If we did have a free market, supply would be allowed to organically grow to match demand, introducing competition and solving all of the above problems.

No, health care companies would just be more “free” to make choices that cause people to die because it is more profitable.

Full stop that is the only real difference you would see.

At one point I setup an appt with a doctor, 3 weeks set date, and to be the first one in the morning, like 9AM, he cannot be late, right? I left at 11:30AM without seeing him.
Jeez, how is that even possible? Like did some other asshole sneak in and get seen for some crazy disease somehow?
He is a surgeon and was in the hospital nearby, I guess saving life, so it’s ok :)
Ahhh that makes much more sense! I thought it was just a regular clinician type of doctor.

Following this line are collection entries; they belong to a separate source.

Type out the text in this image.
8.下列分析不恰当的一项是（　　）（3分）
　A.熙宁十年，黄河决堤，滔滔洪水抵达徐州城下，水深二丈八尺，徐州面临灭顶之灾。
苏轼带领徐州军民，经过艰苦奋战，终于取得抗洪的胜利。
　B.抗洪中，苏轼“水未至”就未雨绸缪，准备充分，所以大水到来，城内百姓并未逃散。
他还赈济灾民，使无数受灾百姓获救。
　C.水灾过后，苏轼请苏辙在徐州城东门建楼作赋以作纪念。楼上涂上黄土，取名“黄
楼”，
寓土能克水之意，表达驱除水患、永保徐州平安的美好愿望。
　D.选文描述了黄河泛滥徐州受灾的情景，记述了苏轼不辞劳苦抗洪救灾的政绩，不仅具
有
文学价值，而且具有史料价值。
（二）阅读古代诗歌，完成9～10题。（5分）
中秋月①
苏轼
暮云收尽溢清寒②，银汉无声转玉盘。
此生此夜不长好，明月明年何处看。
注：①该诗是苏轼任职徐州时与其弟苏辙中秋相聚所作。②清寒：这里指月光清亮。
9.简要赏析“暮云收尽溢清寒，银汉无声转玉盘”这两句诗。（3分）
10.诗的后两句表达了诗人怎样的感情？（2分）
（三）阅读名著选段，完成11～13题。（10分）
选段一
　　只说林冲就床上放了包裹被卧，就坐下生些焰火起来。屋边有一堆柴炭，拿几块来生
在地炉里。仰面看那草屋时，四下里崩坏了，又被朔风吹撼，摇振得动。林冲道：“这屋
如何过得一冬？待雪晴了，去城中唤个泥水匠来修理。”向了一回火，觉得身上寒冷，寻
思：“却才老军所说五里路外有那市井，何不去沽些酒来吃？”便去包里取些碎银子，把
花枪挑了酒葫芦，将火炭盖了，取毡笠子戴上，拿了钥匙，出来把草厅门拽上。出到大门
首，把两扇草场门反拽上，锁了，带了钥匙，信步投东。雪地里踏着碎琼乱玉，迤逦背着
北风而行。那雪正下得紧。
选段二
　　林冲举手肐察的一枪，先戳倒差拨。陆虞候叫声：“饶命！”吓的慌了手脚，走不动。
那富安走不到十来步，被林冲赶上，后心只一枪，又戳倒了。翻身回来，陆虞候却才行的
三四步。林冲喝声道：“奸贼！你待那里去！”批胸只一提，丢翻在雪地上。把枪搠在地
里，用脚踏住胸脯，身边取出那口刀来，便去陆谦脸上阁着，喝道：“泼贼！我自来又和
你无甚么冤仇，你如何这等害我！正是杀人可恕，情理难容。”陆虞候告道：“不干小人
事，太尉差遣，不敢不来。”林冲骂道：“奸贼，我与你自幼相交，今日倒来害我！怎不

Those are often the same people. I work exclusively in the OR, and we occasionally need to pull a doctor from their clinical hours to do an emergency surgery, which means some patient who’s expecting a clinical appointment just got fucked.

This comes down to staffing issues, but every hospital on the planet is apparently running a skeleton crew right now, so we work with what we got.

Last time i was a the doctors office, my appointment was at 11. At 11:45 i was still waiting and i heard them laugh in the break room 😑…

My favorite was my psychologist who knows I’m autistic and routine and schedule is everything to me. Then doesn’t show up for 30 minutes and then call me saying their previous appointment went on longer than expected… this happened almost every other appointment. Eventually i quit because it gave me more anxiety and stress than the trauma’s i was dealing with. 🤦🏻

I think veterinary offices are the only places I can understand. Everyone there is underpaid, working hard, enduring trauma, and doing it because they love animals. Although I’ve never seen them get upset at someone for being late!